On Wisconsin

The impasse and protests in Madison have become the new Rorschach test of American politics. Some highlights.

Is Wisconsin’s new Republican governor Scott Walker a union buster? Or just a beleaguered public official trying to reign in defiant public employee unions?

Turns out it depends who you ask or, in the case of the Governor himself, when you ask him. Josh Marshall’s Talking Points Memo website compares Gov. Walker’s interview Sunday with George Stephanopolous—in which Walker denied he was out to break the unions—to an  interview the Governor gave to the conservative Heritage Foundation in which the Governor took dead aim at the rights of public employee unions to engage in collective bargaining.

In his Sunday New York Times column, Nobel Prize laureate Paul Krugman (who has no doubt that Governor Walker is a union buster) says it’s all about power and that Walker’s initiative in Wisconsin is connected to a national goal among conservative Republicans to destroy American unions as a counterweight to wealthy Republican donors like the Koch Brothers who helped fund Gov. Walker’s campaign last year.

In an interview with National Public Radio’s Steve Inskeep this morning, the leader of the Republican-controlled state Senate in Wisconsin, Sen. Scott Fitzgerald, explains why he and other Wisconsin Republicans aren’t about to back down to the protestors.
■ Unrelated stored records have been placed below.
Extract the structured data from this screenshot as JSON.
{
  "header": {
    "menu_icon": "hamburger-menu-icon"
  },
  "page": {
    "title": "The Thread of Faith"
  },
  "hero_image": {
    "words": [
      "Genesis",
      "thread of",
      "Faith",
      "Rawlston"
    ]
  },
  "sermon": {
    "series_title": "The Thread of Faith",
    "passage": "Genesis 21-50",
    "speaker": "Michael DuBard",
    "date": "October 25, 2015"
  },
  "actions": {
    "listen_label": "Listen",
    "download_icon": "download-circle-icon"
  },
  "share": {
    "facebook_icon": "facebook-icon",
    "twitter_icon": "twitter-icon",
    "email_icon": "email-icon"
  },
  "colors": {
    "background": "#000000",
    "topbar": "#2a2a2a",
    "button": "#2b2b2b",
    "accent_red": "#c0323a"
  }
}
Asked by Inskeep why the wage concessions already offered by the unions aren’t enough, Sen. Fitzgerald insists that public employers in Wisconsin need the “flexibility” to negotiate with workers who are not compelled to be in unions and pay union dues.
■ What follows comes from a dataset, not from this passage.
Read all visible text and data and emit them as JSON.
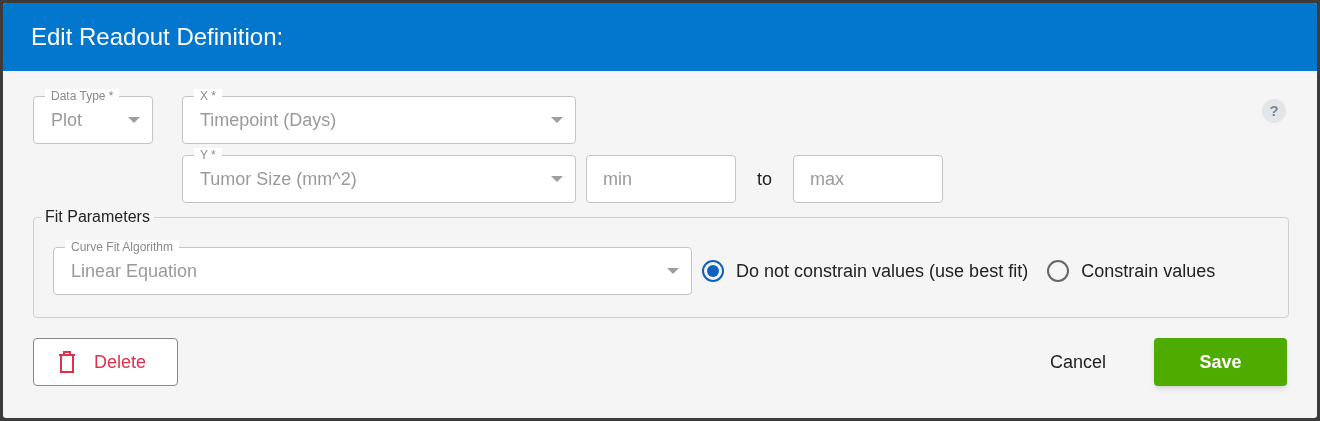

Howard Schweber, a professor at the University of Wisconsin-Madison, thinks both sides are playing fast and loose with the facts behind the current impasse. The state’s budget problems are deeper than many supporting the demonstrations choose to acknowledge, he writes. Still, he insists, it really isn’t about the money: “It’s about the politics, about the representation and about the duty that public officials have to treat their constituents who are taxpayers with a minimal degree of respect.”
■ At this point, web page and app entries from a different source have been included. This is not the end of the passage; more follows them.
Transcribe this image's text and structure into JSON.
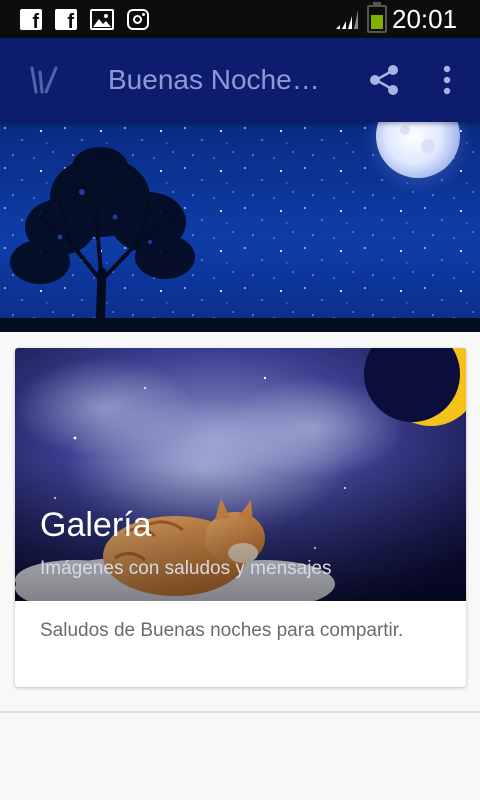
{
  "status_bar": {
    "time": "20:01",
    "icons": [
      "facebook-icon",
      "facebook-icon",
      "gallery-icon",
      "instagram-icon",
      "signal-icon",
      "battery-icon"
    ],
    "battery_color": "#7fb000"
  },
  "toolbar": {
    "title": "Buenas Noches Amor",
    "logo_icon": "app-logo-icon",
    "share_icon": "share-icon",
    "more_icon": "more-vertical-icon",
    "background": "#0e1c6e"
  },
  "card": {
    "title": "Galería",
    "subtitle": "Imágenes con saludos y mensajes",
    "text": "Saludos de Buenas noches para compartir."
  }
}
Schweber writes that if he had to bet, he would bet that the impasse ends with the legislature passing the bill that Governor Walker wants passed, “and collective bargaining rights will be lost for a while.”

Schweber adds this note: “We have a long history of political division in this state: we elected Joe McCarthy and Bob LaFollette. But we have no history of governors seizing power and publicly declaring themselves answerable to no one. And Walker is trying to raise the threat level: a few days ago he was saying the bill was necessary to prevent 6,000 layoffs. Now that number has climbed to “11,000.” Governor Walker, did you really just threaten to fire 11,000 people unless your bill gets passed? Is that how you think politics works in Wisconsin?”

In the latest twist, reported by the Wall Street Journal this morning (Monday), Republican state Sen. Dale Schultz has proposed to end the impasse by suspending public-employee collective bargaining rights, until 2013.